The Return Of Crown Preference
In 2018, the UK Government announced that it would introduce legislation in the Finance Bill 2019-2020 to make HM Revenue & Customs (‘HMRC’) a secondary preferential creditor for certain tax debts paid by employees and customers on the insolvency of a business.
Tuesday July 16, 2019
On 11 July 2019, the government published draft clauses for the next Finance Bill.

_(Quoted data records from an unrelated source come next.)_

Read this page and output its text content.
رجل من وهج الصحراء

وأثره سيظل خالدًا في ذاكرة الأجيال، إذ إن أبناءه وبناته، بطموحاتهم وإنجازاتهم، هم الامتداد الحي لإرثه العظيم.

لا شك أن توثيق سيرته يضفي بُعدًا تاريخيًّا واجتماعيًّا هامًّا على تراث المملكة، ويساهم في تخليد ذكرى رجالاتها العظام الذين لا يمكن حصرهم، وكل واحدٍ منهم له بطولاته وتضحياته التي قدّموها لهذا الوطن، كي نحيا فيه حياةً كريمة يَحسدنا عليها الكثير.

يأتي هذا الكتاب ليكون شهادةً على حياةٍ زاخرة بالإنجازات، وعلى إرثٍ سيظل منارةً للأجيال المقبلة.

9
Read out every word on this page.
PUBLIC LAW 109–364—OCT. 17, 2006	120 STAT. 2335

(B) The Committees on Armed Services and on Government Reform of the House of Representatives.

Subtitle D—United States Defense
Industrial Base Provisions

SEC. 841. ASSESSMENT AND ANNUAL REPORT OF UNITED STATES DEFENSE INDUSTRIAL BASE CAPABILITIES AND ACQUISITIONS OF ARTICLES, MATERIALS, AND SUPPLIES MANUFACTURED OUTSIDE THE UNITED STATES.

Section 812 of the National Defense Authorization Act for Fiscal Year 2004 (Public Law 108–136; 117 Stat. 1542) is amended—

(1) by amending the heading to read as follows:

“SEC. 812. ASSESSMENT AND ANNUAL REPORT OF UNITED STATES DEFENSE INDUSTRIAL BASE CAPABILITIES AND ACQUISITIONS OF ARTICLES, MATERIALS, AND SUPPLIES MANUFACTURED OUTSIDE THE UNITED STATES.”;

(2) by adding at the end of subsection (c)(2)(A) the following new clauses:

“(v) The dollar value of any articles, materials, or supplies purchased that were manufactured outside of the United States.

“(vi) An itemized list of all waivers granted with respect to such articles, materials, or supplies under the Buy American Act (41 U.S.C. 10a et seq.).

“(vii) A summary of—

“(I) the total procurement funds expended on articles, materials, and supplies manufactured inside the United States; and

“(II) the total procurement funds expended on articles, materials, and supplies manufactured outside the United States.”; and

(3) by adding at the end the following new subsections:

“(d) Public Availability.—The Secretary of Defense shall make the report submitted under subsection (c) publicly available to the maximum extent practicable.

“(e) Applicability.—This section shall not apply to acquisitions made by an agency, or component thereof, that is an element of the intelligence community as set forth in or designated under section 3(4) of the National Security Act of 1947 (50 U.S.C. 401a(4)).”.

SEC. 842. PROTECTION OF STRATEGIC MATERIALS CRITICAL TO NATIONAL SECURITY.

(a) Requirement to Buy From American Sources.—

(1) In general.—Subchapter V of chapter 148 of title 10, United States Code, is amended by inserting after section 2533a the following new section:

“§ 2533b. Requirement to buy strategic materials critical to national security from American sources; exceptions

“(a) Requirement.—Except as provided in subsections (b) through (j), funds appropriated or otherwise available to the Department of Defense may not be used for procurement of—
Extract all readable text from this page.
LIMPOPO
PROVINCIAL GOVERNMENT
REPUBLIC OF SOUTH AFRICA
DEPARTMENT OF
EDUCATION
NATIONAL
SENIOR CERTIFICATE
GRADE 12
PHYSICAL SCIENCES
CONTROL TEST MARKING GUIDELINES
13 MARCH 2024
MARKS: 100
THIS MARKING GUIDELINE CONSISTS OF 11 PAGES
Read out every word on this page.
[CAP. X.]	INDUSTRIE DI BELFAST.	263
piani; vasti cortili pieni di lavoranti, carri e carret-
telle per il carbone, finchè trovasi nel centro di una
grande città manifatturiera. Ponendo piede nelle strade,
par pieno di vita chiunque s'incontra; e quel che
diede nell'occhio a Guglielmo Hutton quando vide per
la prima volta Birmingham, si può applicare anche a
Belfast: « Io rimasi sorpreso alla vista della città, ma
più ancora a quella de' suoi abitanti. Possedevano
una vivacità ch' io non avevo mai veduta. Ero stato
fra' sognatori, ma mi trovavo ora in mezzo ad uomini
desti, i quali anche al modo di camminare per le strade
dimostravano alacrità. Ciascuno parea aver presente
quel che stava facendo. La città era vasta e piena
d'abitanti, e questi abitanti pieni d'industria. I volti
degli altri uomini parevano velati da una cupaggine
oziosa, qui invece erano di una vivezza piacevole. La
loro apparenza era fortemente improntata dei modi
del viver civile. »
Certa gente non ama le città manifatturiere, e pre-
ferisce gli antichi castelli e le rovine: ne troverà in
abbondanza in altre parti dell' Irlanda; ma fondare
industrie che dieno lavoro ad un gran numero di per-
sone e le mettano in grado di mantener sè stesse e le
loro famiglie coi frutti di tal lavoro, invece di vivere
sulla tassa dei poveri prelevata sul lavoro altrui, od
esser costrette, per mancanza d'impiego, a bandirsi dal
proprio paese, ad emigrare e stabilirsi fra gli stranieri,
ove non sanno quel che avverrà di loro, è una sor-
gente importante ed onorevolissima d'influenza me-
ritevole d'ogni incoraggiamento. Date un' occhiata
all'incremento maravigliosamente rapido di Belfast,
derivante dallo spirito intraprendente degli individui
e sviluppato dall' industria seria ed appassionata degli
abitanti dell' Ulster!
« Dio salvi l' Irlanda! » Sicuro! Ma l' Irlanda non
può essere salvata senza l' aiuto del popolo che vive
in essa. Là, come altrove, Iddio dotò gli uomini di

The draft covers pre- announced policy changes along with responses to consultations, accompanying explanatory notes, impact notes, tax information and other supporting documents.
The Finance Bill confirms that HMRC will return to preferential status for certain tax debts on the insolvency of a business1. HMRC will move ahead of holders of floating charges and other non-preferential unsecured creditors, but remain below holders of fixed charges and higher ranking preferential creditors.
Schedule 6 ‘The Categories of Preferential Debts’ of the Insolvency Act 1986 will be amended to include‘Category 9: Certain HMRC debts’. HMRC will be the lowest ranking preferential creditor.
‘Certain tax debts’ have been confirmed as VAT, and a ‘relevant deduction’, which includes PAYE (including student loan repayments), Employee NICs and Construction Industry Scheme Deductions.
HMRC will remain an unsecured creditor for liabilities relating to taxes directly levied on businesses or individuals themselves, such as Income Tax, Capital Gains Tax, Corporation Tax and Employer National Insurance Contributions.
There is no cap on the age of ‘certain tax debts’ eligible for preferential status.
Any penalties or interest arisen from these ‘certain tax debts’ will not form part of HMRC’s preferential claim.
The changes will apply to personal insolvency procedures where an individual’s debts include VAT or a ‘relevant deduction’ (typically where the individual owns aVAT registered business).
This measure will have no effect in relation to any insolvency proceedings commencing before the implementation date of 6 April 2020.